USCCB Migration Chairman ‘deeply disappointed’ by Administration’s decision to terminate the Central American Minors parole program

From the United States Conference of Catholic Bishops:

August 21, 2017

WASHINGTON — Bishop Joe S. Vásquez of Austin, Texas, chair of the U.S. Conference of Catholic Bishops’ Committee on Migration, expresses his opposition to the Administration’s decision to end parole processing for individuals in Honduras, El Salvador and Guatemala who apply to enter the U.S. through the Central American Minors (CAM) program. Bishop Vasquez, who is currently in El Salvador, says that the elimination of this program puts the lives of vulnerable children at risk for greater harm.

Bishop Vásquez’ full statement follows:

“My brother bishops and I are deeply disappointed by the Administration’s decision to terminate the critical parole option of the CAM program.

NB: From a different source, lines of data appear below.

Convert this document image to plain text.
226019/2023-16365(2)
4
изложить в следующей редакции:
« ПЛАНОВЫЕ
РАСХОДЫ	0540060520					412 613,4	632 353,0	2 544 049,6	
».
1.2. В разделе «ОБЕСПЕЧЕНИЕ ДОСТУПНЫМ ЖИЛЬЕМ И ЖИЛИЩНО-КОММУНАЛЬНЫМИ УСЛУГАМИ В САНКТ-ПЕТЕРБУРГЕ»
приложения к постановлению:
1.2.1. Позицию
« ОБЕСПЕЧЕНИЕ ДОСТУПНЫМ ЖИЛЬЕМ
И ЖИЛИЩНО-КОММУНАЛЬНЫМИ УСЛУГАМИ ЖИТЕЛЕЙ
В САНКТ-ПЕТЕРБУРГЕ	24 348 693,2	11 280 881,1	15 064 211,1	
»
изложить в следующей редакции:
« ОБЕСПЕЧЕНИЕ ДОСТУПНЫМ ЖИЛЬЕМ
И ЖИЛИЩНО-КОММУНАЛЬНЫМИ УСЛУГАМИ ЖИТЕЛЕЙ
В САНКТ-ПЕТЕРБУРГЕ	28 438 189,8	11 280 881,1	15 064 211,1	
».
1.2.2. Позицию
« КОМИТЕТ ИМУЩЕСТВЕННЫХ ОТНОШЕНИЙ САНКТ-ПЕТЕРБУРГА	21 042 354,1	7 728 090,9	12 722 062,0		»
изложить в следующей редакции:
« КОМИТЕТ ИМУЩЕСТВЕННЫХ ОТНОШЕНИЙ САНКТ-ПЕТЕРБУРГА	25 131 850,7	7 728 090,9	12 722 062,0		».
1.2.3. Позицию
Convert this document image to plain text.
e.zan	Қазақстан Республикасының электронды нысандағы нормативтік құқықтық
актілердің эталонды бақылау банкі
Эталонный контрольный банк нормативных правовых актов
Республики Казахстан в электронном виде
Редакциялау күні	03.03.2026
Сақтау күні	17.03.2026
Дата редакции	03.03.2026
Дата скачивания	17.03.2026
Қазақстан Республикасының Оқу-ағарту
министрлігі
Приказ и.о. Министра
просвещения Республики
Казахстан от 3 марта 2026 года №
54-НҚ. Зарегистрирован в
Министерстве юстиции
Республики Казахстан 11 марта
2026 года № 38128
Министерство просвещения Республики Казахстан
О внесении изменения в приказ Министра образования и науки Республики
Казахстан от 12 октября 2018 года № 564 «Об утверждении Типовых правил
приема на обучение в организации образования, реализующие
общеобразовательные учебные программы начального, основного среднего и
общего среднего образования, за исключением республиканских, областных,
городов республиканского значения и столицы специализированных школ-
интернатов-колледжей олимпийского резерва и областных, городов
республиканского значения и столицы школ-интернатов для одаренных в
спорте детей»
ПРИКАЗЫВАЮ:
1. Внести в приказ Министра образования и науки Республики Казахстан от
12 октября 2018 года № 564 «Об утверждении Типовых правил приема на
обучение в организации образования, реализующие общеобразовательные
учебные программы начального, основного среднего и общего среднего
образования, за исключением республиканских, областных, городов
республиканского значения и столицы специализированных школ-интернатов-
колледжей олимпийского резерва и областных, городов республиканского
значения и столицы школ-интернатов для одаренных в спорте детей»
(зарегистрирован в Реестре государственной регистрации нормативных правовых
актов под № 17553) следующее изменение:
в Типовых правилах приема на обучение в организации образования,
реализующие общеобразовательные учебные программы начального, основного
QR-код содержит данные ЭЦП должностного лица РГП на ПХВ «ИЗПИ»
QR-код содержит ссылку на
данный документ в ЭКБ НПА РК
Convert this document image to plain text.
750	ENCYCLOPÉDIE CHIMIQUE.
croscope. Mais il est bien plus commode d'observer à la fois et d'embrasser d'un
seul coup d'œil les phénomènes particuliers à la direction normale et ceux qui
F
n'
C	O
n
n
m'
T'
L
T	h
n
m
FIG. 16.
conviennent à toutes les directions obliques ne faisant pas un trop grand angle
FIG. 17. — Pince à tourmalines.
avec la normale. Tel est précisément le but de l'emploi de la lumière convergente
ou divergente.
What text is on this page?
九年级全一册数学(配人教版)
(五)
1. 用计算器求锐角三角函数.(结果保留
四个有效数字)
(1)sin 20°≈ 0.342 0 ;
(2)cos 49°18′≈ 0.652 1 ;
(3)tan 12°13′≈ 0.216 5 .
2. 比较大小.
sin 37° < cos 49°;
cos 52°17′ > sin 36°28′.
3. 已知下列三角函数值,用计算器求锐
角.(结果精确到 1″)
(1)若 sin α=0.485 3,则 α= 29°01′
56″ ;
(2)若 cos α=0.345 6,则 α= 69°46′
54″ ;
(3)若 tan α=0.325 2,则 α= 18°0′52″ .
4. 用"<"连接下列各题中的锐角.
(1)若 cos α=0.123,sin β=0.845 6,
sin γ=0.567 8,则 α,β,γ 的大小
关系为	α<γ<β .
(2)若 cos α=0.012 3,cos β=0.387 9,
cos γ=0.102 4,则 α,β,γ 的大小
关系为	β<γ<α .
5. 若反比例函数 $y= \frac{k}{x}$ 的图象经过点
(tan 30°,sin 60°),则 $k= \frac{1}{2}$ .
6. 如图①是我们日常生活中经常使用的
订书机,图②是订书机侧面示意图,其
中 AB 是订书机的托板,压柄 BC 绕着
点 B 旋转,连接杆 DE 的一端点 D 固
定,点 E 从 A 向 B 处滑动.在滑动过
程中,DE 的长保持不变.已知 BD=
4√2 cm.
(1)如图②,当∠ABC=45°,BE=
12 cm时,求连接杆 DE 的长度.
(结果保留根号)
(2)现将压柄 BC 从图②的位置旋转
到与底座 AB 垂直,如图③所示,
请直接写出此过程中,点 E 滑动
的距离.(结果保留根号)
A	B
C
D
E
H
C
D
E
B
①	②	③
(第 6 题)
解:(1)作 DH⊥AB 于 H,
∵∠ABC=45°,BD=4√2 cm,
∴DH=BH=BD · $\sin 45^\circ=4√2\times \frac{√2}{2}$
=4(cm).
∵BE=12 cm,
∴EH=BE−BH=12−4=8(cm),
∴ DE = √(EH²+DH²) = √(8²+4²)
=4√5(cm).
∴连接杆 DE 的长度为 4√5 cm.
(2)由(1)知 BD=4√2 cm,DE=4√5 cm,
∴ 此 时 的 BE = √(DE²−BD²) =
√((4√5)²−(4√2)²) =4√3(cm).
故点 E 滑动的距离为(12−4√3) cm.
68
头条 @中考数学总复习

In terminating the parole option, the Administration has unnecessarily chosen to cut off proven and safe alternatives to irregular and dangerous migration for Central American children, including those previously approved for parole who are awaiting travel in their home countries. Pope Francis has called on us to protect migrant children, noting that “among migrants, children constitute the most vulnerable group.” We supported the CAM program, which included both refugee and parole options, precisely because it provided a legal and organized way for children to migrate to the United States and reunify with families. Terminating the parole program will neither promote safety for these children nor help our government regulate migration.

 In El Salvador, we have seen first-hand the very real problems that these children face. The Church, with its global presence, learns of this violence and persecution every day, in migrant shelters and in repatriation centers. We know that children must be protected. They must be given the ability to remain in their home countries and find opportunities, but they must also be able to leave and migrate safely to find protection when there are no alternatives. The CAM parole program offered part of that solution — a legal way to migrate for the most vulnerable of children.”